The brains behind the prank were Joe Pickett and Nick Prueher, the creators of the Found Footage Festival, founded in 2004.

He incorporated many Turkey Day items into smoothies, ice cream cones and even "wraps" where he gets one TV personality to beat box for him.

Prueher said all the reporters but one tasted his concoctions.

"One anchor went for the 'Thanksgiving Cranberry Smoothie' right away, but it was only a little sip. She put on a brave face for the camera because it looked and smell disgusting," he said via email.

Prueher admits the food wasn't real holiday leftovers, it was actually KFC.

He seemed to shock some of the hosts with his comments throughout the segments, but they all seem to handle it well.

From comparing himself to GG Allin, to implying suicide rates are higher during the holidays because people are so worried about leftovers, no one seemed to catch on that he was a fake.

"All the newscasters thanked me at the end and wished me luck on my book signing. One of them even apologized to me for the segment not going better," Prueher said.

He said the idea came to him while coming up with ideas for promoting FFF.

"While we were back in our home state of Wisconsin over the holidays we thought it'd be fun to get on a morning show as somebody other than ourselves. And hell, a cooking segment on what to do with your holidays leftovers seemed like a slam dunk," he said.

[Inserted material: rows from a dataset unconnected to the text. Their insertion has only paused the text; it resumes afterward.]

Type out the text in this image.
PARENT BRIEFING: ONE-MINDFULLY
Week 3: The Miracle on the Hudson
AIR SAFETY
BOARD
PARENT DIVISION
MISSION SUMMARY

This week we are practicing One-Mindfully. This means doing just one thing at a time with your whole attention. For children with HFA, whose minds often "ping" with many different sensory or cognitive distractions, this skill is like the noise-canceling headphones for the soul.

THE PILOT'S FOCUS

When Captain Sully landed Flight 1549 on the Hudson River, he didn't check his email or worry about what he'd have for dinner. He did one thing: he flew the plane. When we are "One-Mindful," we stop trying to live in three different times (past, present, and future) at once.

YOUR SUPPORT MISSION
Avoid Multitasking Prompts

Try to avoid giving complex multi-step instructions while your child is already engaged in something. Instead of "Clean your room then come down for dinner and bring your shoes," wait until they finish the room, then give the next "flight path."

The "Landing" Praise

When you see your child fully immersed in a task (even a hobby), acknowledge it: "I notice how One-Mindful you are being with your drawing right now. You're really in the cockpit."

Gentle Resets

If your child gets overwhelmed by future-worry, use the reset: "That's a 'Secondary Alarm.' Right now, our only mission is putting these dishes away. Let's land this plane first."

According to their website, the FFF is a one-of-a-kind event that showcases footage from videos that were found at garage sales and thrift stores and in warehouses and Dumpsters across the country.

Before Chef Keith, Prueher and Pickett invented Kenny-Strasser, the yo-yo master, who went on morning shows claiming to be a trick champion, but of course, was everything but.

"It's more about me being a big idiot. A victimless crime," Prueher said.